Gold Raiders Rock today (photo by Jerry Condit)
A number of the original Iverson Movie Ranch stacked rocks have survived and can still be found on the former movie ranch. This is what Gold Raiders Rock looks like today.
"Five Guns West" (1955): "The Head" makes a rare appearance
An unusual stacked rock can be found near the west end of Cactus Hill. "The Head," as I call it, was rarely filmed, but did show its, um, head, in Roger Corman's terrific Western "Five Guns West."
The Head in modern times
The Head has survived and can still be found today next to the trail the riders used in "Five Guns West."

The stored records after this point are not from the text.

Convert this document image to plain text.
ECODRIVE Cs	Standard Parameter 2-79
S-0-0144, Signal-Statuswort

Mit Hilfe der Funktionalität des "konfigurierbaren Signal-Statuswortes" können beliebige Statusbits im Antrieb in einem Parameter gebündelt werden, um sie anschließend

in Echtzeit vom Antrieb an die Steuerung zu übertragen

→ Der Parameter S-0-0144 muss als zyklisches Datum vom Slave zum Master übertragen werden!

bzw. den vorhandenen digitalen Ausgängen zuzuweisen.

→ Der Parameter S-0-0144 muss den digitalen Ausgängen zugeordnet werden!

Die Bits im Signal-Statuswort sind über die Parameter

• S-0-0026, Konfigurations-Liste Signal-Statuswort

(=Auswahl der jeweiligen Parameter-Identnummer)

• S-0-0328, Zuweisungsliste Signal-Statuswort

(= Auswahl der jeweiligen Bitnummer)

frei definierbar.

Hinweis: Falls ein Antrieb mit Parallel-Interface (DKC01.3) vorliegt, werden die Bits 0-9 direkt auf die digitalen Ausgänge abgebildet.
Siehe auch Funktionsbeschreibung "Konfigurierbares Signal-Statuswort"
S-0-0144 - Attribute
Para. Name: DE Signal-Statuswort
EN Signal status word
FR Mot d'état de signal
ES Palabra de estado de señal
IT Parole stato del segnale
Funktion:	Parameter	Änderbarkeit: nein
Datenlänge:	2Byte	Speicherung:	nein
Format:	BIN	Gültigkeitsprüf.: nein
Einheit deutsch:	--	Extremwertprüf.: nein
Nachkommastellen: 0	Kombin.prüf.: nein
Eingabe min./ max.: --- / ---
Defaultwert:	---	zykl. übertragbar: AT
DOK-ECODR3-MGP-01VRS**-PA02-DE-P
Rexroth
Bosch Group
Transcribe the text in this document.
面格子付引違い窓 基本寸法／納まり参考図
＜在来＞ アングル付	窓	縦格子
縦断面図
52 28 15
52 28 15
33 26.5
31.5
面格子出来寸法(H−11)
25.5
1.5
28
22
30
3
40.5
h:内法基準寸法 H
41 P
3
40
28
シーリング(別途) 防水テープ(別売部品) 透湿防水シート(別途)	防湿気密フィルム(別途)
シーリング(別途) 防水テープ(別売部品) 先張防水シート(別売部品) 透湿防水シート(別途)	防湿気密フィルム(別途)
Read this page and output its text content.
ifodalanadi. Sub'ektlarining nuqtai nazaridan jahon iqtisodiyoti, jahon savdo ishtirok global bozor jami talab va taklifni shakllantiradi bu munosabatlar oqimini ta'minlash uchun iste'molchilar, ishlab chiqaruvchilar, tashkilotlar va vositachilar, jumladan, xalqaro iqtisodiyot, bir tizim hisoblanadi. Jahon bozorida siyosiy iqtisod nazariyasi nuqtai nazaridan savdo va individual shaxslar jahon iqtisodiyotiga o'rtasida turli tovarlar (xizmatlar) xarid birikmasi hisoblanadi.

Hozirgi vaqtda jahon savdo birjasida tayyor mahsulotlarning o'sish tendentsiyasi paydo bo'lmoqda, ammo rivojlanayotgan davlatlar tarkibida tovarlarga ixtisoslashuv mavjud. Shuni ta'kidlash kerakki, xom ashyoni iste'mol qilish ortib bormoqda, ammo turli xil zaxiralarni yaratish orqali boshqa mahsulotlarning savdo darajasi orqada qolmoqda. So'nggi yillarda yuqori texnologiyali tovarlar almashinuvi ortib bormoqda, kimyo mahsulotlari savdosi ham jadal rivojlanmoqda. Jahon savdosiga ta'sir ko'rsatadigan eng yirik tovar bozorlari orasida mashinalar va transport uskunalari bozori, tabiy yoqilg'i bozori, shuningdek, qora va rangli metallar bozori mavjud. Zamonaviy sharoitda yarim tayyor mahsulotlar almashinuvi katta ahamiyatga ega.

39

A small bird rests on "The Head" as dusk approaches
The Head may have had a limited film career, but it continues to make itself useful to the local wildlife.
Joe Iverson's "Garden of Stacked Rocks" in 2016
Joe Iverson outdid himself in one particular section of the former movie ranch, creating what amounts to a "garden of stacked rocks."
"The Life and Legend of Wyatt Earp" (1960)
Grove Stack A is easy to spot in this scene from the "Wyatt Earp" TV series. The shot comes from an episode called "John Clum, Fighting Editor," which premiered April 12, 1960.
"Escort West" (United Artists, 1959)
Another view of Grove Stack A, this time with the camera shooting south, appears in the Victor Mature movie "Escort West." The stacked formation can be seen at the left of the frame.
Grove Stack B in 2016
Grove Stack B, which is tucked in between Grove Stacks A and C, is the least frequently filmed of the three formations in Joe's "Garden of Stacked Rocks."
"The Roy Rogers Show" episode "Ghost Town Gold" (premiered May 25, 1952)
This rare shot from "The Roy Rogers Show" comes from one of the few scenes where it's possible to identify Grove Stack B in a production.
"Hannah Lee: An American Primitive" (1953)
We get a better look at Grove Stack C in the John Ireland Western "Hannah Lee: An American Primitive."
"The Roy Rogers Show" episode "End of the Trail" (premiered Jan. 27, 1957)
Grove Stack C shares the screen with Roy Rogers in an episode from the final season of "The Roy Rogers Show."
Grove Stack C as it appears now, at left, and in "The Roy Rogers Show"
Here's a side-by-side comparison of the rock's profile in the "Roy Rogers" episode and in recent times.
Grove Stack B
Grove Stack B, too, is put together with the help of cement.
Grove Stack A
As a classic "triple stack," Grove Stack A would have necessarily been slathered in cement.
The finished product: Grove Stack A, in "Cole Younger, Gunfighter" (1958)
Joe Iverson's handiwork, Grove Stack A, can be seen in the lower right corner of this shot from the Allied Artists Western "Cole Younger, Gunfighter."
Joe Iverson's "Garden of Stacked Rocks" in 2016
Today the "Garden of Stacked Rocks" stands as a cement and sandstone testament to a man who knew a lot about rocks, earned his living from them — and even on occasion made his own.